In that way, I'm a lot like most writers. Perhaps a lot like you.
But there's one thing that's different. And that's the fact that, unlike the average journeyman writer, I've earned a six-figure income as a freelance writer for 34 consecutive years. I tell you this not to brag but to convince you that my advice on making more money as a freelance writer is worth paying attention to. After all, why would you listen to tips on increasing your writing income from someone who earns less than you do?
Today, I want to show you how I make a more-than-respectable income from freelance writing — and more important, how you can, too. I intend to share with you methods by which ordinary freelance writers — not superstars, not literary geniuses, and not people whose work hits it big largely based on luck — can earn an income even a lawyer, dentist, or doctor might envy.
Here are some methods, attitudes, and actions that can help you create a steady income as a freelance writer. You'll handle a variety of assignments — everything from case studies to web content — for corporations and small or midsize businesses, both local and national. And you'll have fun doing it, too.
Okay. Here are the eight most important things I know about making great money as a writer based on 40 years in the trade.
1. Ditch the poverty mentality.
When I've told people that I am a freelance writer, nearly everyone I've met — including other writers! — has assumed that I am just scraping by and must be supported by a working spouse.
Sometime in the past, the cliché of a writer starving in a cold garret while banging away at his Great American Novel became a romantic image, which many writers and non-writers alike embraced. But there is nothing romantic about earning slave wages or not having enough money to pay the bills.
When you earn through your writing double or triple what your next-door neighbors make in their 9-to-5 jobs, it's a wonderfully liberating feeling. Not only are you doing what you want, unlike them, but you are also getting paid handsomely to do it.
My late father always told me money is unimportant, but I disagree. My colleague, writer Ted Nicholas, says there are four things required for a happy life: good health, relationships, a rewarding career, and money.
Ted is right: Money is extremely important. People who don't have money and don't make much money spend an inordinate amount of time thinking and worrying about money, which distracts you from your writing.
2. Don't count on luck, because most of us never win the lottery.
Lots of writers daydream about becoming the next Stephen King or J. K. Rowling. But it rarely happens.
Becoming a wealthy writer by having your book zoom to the top of the Best Seller Lists is like playing the lottery. Yes, it can make you rich.

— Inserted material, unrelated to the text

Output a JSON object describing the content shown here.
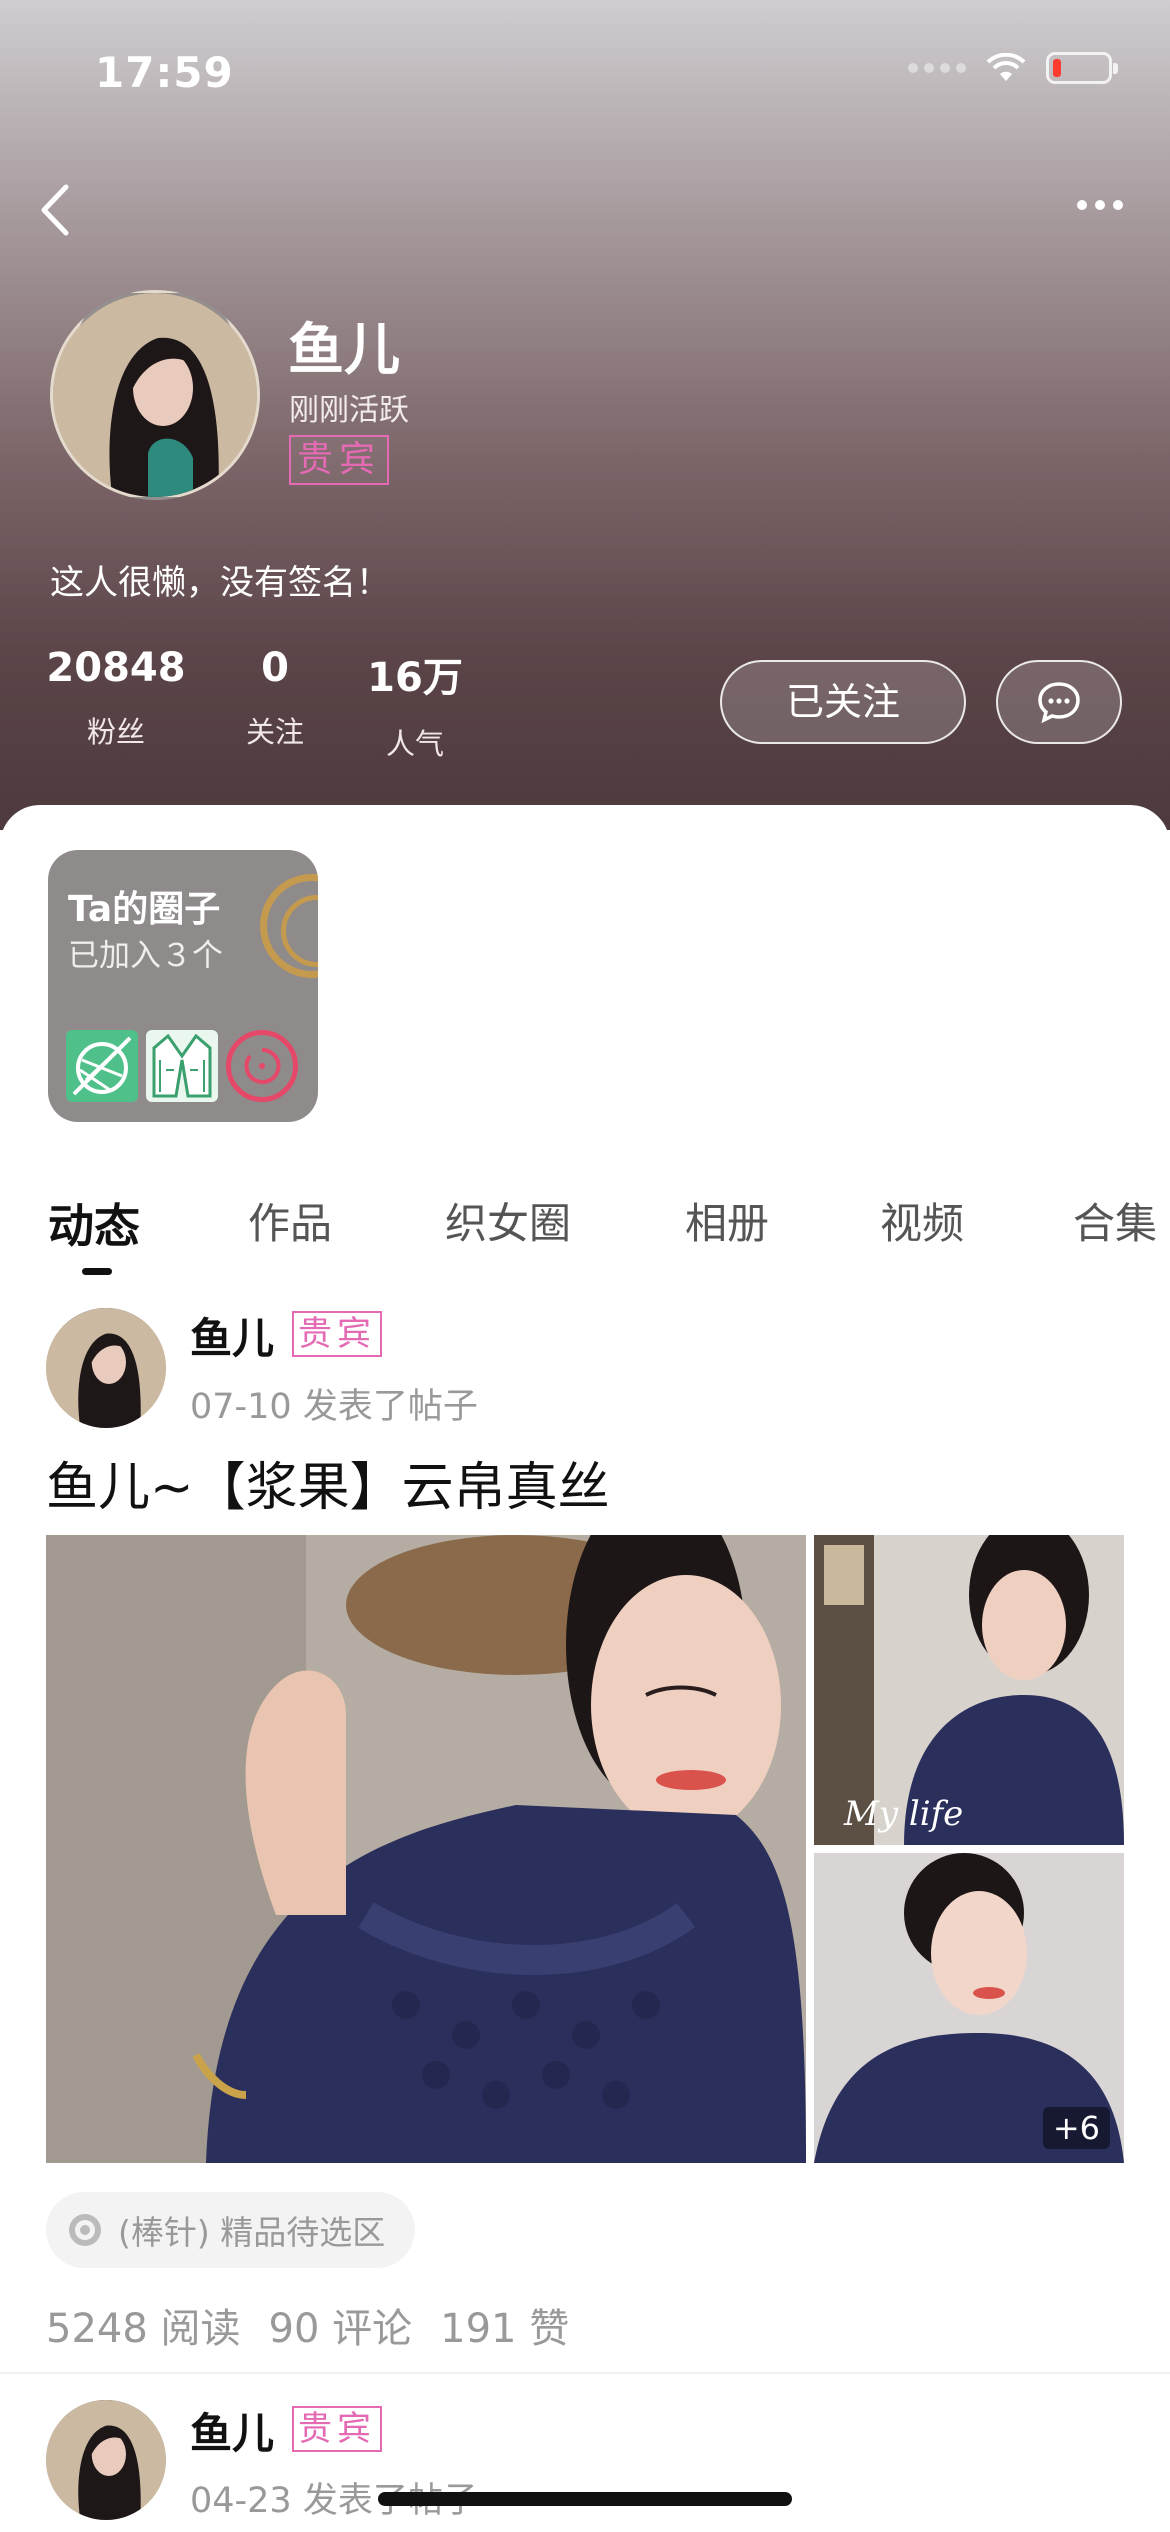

But the chances of your winning are about on par with the chance that Jupiter will crash into the sun today.
A more sensible strategy for writers who want to earn above-average writing incomes is to think of freelance writing as a business, not as a game or as a lottery.
The average person desiring a financially comfortable life does not, if she is intelligent, make buying lottery tickets her job or profession. Yet that is essentially what you are doing when you pin all your hopes or dreams on your unpublished novel or unsold screenplay, without having something to fall back upon.
The realistic person aspiring to material wealth and comfort has a plan: She either gets a well-paying job or starts a small business. In freelance copywriting, you are essentially a one-person company whose service is writing. You sell that service to a roster of clients and earn a handsome living doing so. It's regular work, and done right, it can be incredibly lucrative.
3. Have an income goal and a plan for achieving it.
Your income goal should not be vague — "to be rich" or "to make a lot of money." You should have a specific dollar figure as your target annual income.
How much should that target figure be? Something that you can realistically hope to attain in a few years — high enough to be ambitious but not so high as to be discouraging.
Figure out how much money you need to live comfortably and make double that amount a starting point for setting your income goal. If your expenses are $45,000 a year, your writing business should gross at least $90,000 annually. That's an extremely ambitious goal for traditional freelance writers, but a modest and achievable goal for freelance copywriters. The jobsite Indeed recently stated the average freelance writer salary is $28.77 per hour yet trained copywriters can earn much more. (Check [AWAI's annual Pricing Guide]( for professional fees.)
4. Become obsessive about your personal productivity.
Dentists have a saying: If you're not drilling and filling, you're not billing. Dentists, highly paid though they may be, are hourly laborers who only get money when they are working with clients.
With the exception of royalties and other passive income (I'll get to that next), we writers, like dentists, are also laborers who get paid only when we work. Therefore, the more writing you do for your clients, the more money you earn (assuming a consistent level of quality in your work). Top-earning writers, with rare exception, got that way because they use their time to maximum advantage. Double your output, and you can double your income.
5. Generate passive income.
Writing is labor-intensive, and when you are a freelancer, you are the one laboring. To reduce your workload to a reasonable level while maintaining a high income is more easily attained when you have some passive income.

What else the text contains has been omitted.